Show me what you get
for cos(x-B)-cos(x-B) = 2sinxsinB
you must have a typo, the LS is zero the way it stands
I am sure you meant
cos(x-B)-cos(x+B) = 2sinxsinB
i don't understand how to use the formula in the second problem. what would i plug into A and B?
cos(x-B)-cos(x+B) = 2sinxsinB
LS
= cosxcosB + sinxsinB - (cosxcosB - sinxsinB)
=2sinxsinB
= RS
Sure, I can help you with these questions.
1. cosx + cosx = 2secx/(1+sinx)/(1-sinx)
To simplify this equation, we need to use trigonometric identities. The identity we can use here is: secx = 1/cosx.

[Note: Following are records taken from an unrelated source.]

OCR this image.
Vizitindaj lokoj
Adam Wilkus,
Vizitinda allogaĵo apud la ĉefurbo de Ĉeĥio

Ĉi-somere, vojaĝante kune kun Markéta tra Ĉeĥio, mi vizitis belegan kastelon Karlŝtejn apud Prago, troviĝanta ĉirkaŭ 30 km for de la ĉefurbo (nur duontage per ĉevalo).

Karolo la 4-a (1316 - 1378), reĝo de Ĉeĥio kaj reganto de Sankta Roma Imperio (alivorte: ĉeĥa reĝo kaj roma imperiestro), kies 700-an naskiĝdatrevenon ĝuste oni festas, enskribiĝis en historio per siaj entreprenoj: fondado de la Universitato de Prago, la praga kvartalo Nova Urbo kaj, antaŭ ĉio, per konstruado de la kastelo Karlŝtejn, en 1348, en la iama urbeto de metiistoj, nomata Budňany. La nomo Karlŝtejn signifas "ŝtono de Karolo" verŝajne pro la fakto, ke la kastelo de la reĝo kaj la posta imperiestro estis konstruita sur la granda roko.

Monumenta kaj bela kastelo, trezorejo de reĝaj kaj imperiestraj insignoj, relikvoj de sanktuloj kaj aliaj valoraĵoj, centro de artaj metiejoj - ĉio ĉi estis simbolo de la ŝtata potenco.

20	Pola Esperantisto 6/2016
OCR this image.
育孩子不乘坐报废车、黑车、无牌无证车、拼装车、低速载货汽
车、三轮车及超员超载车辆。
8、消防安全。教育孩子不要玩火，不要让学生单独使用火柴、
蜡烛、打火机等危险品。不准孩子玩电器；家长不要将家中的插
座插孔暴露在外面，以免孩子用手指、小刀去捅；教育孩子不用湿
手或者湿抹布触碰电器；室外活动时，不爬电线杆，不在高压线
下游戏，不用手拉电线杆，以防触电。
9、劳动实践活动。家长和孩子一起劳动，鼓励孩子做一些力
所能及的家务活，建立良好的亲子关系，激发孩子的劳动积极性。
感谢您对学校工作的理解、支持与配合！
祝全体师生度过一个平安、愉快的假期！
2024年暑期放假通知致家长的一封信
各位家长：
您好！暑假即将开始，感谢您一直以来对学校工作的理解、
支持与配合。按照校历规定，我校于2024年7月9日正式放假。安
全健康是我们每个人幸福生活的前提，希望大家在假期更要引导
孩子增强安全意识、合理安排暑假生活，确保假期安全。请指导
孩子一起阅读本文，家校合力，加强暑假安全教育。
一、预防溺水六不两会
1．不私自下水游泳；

Rewriting the equation using this identity, we get: 2/cosx = 2secx.
Now, we can substitute this back into the original equation:
2secx/(1+sinx)/(1-sinx) = 2/(cosx(1+sinx))/(1-sinx)
To simplify this further, we can multiply the numerator and denominator by (1+sinx)(1-sinx):
2(1+sinx)(1-sinx)/(cosx(1+sinx))/(1-sinx)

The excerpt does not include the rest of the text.